You can tell the actors are really enjoying themselves, as is Brannagh as puppet master behind the scenes, and it makes it remarkably easy for the audience to join in the fun. I think his many years of experience dwelling in the matchless heights and depths of Shakespearean emotion have made him precisely the man to bring the realms of the gods to the masses.
Brannagh’s choice to base half the film in modern day Earth (as opposed to a Viking past) as a way of garnering audience buy-in was wise. The dusty New Mexico town provides a counterpoint to the sumptuous visual feast that are the scenes set in Asgard, at which I could have stared for hours. Being half blind in my left eye, I’m far from the most qualified person to review 3D, but if even I could feel the ‘pop’ added in big sequences (without becoming gimmicky or distracting) and could tell it was restrained at times that it would have been inappropriate, then I think it was handled correctly. The only criticism I could offer is that Brannagh’s wildly angled shots start out interesting but somewhere along the line they become overused and consequently rather distracting.
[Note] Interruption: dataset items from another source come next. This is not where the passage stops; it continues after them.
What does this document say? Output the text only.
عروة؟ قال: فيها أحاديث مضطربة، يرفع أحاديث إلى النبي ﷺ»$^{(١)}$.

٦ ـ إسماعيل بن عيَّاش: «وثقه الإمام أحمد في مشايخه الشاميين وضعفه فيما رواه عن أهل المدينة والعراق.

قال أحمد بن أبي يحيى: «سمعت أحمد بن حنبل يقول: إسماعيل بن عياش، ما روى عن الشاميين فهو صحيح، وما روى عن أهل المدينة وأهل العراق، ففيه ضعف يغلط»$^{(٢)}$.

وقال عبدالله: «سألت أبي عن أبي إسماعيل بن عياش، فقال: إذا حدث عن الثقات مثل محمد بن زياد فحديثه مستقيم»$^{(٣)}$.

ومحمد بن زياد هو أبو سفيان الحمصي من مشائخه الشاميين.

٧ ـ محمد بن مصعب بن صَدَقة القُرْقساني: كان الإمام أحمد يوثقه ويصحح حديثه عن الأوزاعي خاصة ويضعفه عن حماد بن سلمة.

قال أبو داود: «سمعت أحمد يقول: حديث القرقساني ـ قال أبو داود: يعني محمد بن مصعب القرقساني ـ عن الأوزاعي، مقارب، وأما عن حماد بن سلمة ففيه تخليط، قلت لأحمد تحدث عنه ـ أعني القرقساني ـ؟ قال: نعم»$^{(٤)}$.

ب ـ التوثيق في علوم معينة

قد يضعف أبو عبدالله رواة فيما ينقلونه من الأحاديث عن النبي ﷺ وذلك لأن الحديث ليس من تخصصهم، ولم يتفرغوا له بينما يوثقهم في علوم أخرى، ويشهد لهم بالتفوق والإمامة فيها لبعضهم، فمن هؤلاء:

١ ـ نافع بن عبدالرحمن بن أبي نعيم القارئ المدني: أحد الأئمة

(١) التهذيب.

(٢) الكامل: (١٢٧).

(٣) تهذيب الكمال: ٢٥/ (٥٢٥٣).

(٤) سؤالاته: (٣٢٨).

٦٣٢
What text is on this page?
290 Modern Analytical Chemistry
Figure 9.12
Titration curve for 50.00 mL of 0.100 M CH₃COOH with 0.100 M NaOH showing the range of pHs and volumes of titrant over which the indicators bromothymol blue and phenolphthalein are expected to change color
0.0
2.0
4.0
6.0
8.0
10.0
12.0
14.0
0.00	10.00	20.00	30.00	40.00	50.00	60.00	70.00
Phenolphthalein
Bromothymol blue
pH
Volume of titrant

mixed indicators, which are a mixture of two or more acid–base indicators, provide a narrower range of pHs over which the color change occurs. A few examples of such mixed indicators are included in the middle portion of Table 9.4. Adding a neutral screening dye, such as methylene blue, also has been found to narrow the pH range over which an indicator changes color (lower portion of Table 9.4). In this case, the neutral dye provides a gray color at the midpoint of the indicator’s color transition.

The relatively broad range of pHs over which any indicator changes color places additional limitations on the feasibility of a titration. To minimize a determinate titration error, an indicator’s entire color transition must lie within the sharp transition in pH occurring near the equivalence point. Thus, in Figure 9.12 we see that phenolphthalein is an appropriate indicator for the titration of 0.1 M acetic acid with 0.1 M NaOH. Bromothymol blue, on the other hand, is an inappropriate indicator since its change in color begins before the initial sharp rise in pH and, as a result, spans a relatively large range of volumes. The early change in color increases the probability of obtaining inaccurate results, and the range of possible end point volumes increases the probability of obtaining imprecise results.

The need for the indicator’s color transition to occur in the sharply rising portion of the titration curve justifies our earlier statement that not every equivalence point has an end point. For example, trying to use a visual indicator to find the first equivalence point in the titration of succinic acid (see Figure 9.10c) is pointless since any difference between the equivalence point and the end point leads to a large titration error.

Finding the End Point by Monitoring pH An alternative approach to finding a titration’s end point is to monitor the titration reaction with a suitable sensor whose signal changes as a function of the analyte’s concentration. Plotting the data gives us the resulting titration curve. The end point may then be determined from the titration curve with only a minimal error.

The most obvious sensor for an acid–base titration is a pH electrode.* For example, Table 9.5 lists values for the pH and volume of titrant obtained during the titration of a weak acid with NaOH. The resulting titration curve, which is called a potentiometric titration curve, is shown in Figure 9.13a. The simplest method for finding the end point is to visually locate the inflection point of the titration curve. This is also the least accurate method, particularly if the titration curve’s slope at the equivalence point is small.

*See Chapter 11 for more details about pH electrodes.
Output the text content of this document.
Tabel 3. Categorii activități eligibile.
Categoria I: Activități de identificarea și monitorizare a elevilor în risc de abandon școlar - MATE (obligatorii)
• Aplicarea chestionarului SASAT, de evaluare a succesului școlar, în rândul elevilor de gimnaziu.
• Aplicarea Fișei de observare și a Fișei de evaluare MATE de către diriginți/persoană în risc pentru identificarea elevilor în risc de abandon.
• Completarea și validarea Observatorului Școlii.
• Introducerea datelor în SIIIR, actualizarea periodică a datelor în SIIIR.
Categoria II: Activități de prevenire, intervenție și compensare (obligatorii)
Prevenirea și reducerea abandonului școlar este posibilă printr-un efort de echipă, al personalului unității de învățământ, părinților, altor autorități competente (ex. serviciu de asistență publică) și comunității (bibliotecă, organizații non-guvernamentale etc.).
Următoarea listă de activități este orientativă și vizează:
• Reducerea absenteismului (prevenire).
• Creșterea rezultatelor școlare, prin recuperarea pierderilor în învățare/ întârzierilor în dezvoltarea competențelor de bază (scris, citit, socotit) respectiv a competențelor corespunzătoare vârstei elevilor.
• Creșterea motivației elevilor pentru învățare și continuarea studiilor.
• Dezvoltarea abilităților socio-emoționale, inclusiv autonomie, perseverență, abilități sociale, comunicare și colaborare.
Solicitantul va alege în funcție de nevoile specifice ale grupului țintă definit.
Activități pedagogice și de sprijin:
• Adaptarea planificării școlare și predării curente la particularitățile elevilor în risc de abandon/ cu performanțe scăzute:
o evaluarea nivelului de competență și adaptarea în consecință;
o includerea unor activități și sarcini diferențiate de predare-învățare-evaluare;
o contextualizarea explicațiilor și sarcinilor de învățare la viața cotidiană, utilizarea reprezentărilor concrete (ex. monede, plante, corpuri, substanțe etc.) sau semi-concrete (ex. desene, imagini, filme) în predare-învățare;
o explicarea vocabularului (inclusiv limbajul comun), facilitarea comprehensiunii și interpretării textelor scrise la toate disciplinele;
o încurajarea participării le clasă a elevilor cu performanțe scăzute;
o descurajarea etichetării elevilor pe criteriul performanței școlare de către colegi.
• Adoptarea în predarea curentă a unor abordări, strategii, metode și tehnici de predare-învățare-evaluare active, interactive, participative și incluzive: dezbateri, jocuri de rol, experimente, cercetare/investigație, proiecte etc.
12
The plot is a somewhat predictable morality tale about how if you’re a jerk, your dad will kick you out and take your magic hammer away, but if you learn to not be a jerk you might just get said hammer back in time to thrash all the bad guys. I left the theatre wondering how much Brannagh had to twist Norse legend to make it fit his needs, but after a little research discovered that he has done a commendable job of being true to the historical mythology as well as the comic books. However, it’s the actors who make the film more than the sum of its parts.
Anthony Hopkins is good as King Odin but Tom Hiddleston as the evil Loki is better; a villain whose pain you can truly identify with. Natalie Portman is as lovely as ever, intelligent and no mere damsel in distress. But its’ Australia’s Chris Hemsworth who bears the weight of the film on his broad, well muscled shoulders, and he doesn’t disappoint. For a man whose only real appearance in blockbuster cinema so far is crashing a starship in the opening sequence of 2009’s Star Trek (picture Kirk senior with 100 pounds more muscle, long hair and a beard…) he does a marvellous job of believably transforming from a self-centered and spoiled god to a self-sacrificing hero.
In my opinion, Thor now joins Iron Man among the more polished Marvel franchises. Your move, Captain America.